Like a fine, and exquisite chisel, a wedge-blade inserted;

If only I am keen and hard like the sheer tip of a wedge

Driven by invisible split, we shall come at the wonder, we shall find the Hesperides.

 

Oh, for the wonder that bubbles into my soul,

I would be a good fountain, a good well-head,

Would blur no whisper, spoil no expression.

 

What is the knocking?

What is the knocking at the door in the night?

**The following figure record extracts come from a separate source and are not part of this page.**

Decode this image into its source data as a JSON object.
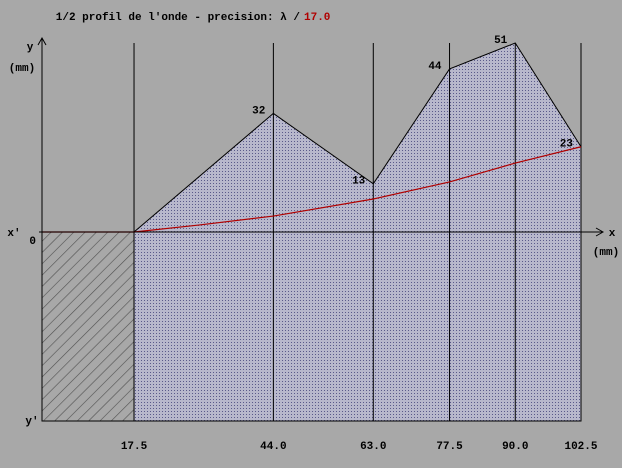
{
  "chart_data": {
    "type": "area",
    "title": "1/2 profil de l'onde  -  precision: λ /",
    "title_value": "17.0",
    "y_label": "y",
    "y_unit": "(mm)",
    "x_label": "x",
    "x_unit": "(mm)",
    "x_neg_label": "x'",
    "y_neg_label": "y'",
    "x": [
      17.5,
      44,
      63,
      77.5,
      90,
      102.5
    ],
    "xlim": [
      0,
      102.5
    ],
    "ylim": [
      -51,
      51
    ],
    "xticks": [
      17.5,
      {
        "value": 44,
        "label": "44.0"
      },
      {
        "value": 63,
        "label": "63.0"
      },
      77.5,
      {
        "value": 90,
        "label": "90.0"
      },
      102.5
    ],
    "yticks": [
      0
    ],
    "series": [
      {
        "color": "#b4b4cc",
        "values": [
          0,
          32,
          13,
          44,
          51,
          23
        ],
        "value_labels": [
          null,
          "32",
          "13",
          "44",
          "51",
          "23"
        ]
      }
    ],
    "curve": {
      "color": "#b00000",
      "x": [
        0,
        17.5,
        30,
        44,
        63,
        77.5,
        90,
        102.5
      ],
      "values": [
        0,
        0,
        1.9,
        4.3,
        8.9,
        13.5,
        18.6,
        23
      ]
    }
  }
}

It’s somebody wants to do us harm.

 

No, no, it is the three strange angels.

Admit them, admit them.

 

 

Notice Lawrence’s angel is both the man or woman who feels wind blowing inside the body and then the angel is, when more fully realized, like a fine chisel, a wedge that rents chaos—a dangerous tool to be sure. Lawrence’s angel is a wire that pierces. Oh its imagination alright. Its your dream. Its your fear about the future. Its your regret about the past. Its your dead father tuning a piano in the underworld. As Robert Bly would say: Its the distance between the head and the feet as we lie down. The freaky angel is us and not us unless we reckon with time. Its our ambition. Our completion. Its the hard work of consciousness which must admit what’s under the boat. (Ahab) or cry because space has pierced us with a sharp tip (Emerson’s cosmological Boston Commons). I like the word “freaky” better than strange. Freaky can’t be domesticated though we build churches or sideshows and put angels on pedestals so the frightened gazers can gaze and then go home saying, “well, I saw it—good thing it is not me.” 

 

But of course the “freaky angel” turns up. It knocks if you’re lucky. Lawrence was lucky. His angels passed right through his carapace of fear, the lobster back of the psyche, and then he was stronger, undoubtedly weirder, perhaps thinner, maybe with the taste of honey and excrement in his mouth, happy to the point of rending his garments, and sharp, very sharp.